E oggi, vogliamo invocare lo Spirito di pace e di riconciliazione in particolare per la Terra santa, per la città di Gerusalemme dove Gesù risorto offrì la pace e il perdono ai suoi discepoli.

  L'unità sinfonica della Chiesa
Infine, dalla seconda lettura prendo lo spunto per la confessio fidei. San Paolo attesta che il raccordo tra la molteplicità dei carismi e l'unità nella Chiesa è lo Spirito santo che crea appunto l'unità sinfonica della Chiesa.
Ma, possiamo aggiungere, lo Spirito di Dio non è circoscritto, soffia dove vuole, penetra dappertutto con sovrana libertà. Qualunque situazione umana, per quanto deteriorata, disperata, vive l'attrazione dello Spirito che continuamente muove il cuore o col rimorso o con la nostalgia o con la paura o con il coraggio e la speranza. Lo Spirito insomma soffia sulla nostra umanità peccatrice anzitutto come Spirito di amore perdonante per fare di noi persone che amano e perdonano i fratelli.

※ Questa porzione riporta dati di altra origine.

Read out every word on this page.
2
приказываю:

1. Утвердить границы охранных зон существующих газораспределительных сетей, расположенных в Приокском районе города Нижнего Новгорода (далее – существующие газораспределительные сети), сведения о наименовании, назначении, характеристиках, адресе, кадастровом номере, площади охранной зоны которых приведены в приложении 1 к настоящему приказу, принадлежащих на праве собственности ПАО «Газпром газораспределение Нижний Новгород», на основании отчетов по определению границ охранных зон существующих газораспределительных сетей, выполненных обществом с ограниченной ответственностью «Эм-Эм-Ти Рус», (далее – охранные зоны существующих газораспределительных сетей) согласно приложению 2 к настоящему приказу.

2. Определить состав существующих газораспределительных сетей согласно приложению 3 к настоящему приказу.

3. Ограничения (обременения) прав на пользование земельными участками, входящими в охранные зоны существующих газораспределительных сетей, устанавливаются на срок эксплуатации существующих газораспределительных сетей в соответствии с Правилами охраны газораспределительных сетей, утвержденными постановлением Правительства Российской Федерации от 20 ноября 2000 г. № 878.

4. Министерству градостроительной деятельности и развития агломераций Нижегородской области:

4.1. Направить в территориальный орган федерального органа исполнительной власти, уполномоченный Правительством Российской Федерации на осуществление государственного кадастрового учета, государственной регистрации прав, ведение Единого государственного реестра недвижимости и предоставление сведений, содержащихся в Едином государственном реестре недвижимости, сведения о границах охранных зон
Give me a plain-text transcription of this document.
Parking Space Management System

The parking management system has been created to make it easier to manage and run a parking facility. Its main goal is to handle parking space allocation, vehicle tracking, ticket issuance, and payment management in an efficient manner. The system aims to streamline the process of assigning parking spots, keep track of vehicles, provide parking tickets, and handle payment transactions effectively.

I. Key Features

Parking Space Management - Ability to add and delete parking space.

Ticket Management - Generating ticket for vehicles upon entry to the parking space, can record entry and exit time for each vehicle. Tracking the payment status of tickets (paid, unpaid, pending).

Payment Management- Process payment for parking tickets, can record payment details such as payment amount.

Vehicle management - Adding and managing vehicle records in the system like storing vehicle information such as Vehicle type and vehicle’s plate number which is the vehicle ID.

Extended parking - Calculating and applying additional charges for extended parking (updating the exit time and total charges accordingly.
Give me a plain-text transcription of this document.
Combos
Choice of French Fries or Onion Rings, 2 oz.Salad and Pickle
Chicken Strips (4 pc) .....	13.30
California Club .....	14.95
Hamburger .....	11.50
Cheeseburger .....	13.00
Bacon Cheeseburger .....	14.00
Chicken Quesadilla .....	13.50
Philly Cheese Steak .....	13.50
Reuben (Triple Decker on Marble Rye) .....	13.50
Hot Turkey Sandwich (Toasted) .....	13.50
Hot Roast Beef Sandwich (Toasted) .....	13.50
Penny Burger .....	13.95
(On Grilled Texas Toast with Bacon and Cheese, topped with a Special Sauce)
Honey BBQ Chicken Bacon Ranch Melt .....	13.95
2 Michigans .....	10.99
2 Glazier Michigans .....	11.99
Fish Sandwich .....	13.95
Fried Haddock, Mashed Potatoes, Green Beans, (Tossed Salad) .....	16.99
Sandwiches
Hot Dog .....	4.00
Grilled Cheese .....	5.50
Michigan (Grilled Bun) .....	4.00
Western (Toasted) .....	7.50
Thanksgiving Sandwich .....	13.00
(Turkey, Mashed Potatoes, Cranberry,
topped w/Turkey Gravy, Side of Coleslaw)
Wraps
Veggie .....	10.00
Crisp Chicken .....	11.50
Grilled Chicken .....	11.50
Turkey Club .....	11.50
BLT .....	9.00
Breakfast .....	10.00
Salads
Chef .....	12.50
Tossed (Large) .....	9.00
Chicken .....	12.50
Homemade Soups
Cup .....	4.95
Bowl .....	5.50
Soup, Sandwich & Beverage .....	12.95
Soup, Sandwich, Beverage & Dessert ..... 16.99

Siamo dunque invitati a rinnovare la nostra fiducia nel dono dello Spirito che è in noi sin dal momento del Battesimo, che è in me in modo tutto speciale dal momento dell'ordinazione presbiterale ed episcopale, che non finirò mai di accogliere come Colui che rinnova il mio cuore e la mia coscienza.

Egli infonde nella mia esistenza e nella vostra una dimensione sempre nuova di gioia, pace, verità, libertà, comunione. La sua presenza è la condizione senza la quale il disegno di salvezza di Dio non si realizza e l'azione di un presbitero rimane infruttuosa. Lo Spirito precede ogni nostro agire perché è in lui che tutte le azioni divine si compiono in noi, è in Lui che mi è stato dato di perseverare in questi cinquant'anni di presbiterato. È lo Spirito che viene a salvare, sanare, insegnare, esortare, rafforzare, consolare.

E vorrei, concludendo l'omelia, far mia la preghiera di Paolo VI: "Vieni, o Spirito santo, e dà a noi un cuore grande, aperto alla tua silenziosa e potente parola ispiratrice, chiuso a ogni meschina ambizione, un cuore grande per amare tutti, tutti servire, con tutti soffrire; un cuore grande, forte a sostenere ogni tentazione, ogni prova, ogni stanchezza, ogni delusione, ogni offesa; un cuore beato di palpitare col cuore di Cristo e di compiere umilmente, fedelmente, virilmente, la divina volontà" (17 maggio 1970).

O Maria, tu che sei la sposa dello Spirito santo, insegnaci il linguaggio della gratitudine che hai espresso col Magnificat e poni in me e in tutti noi quell'amore che non conosce riserve, non attende contraccambio perché gli basta amare!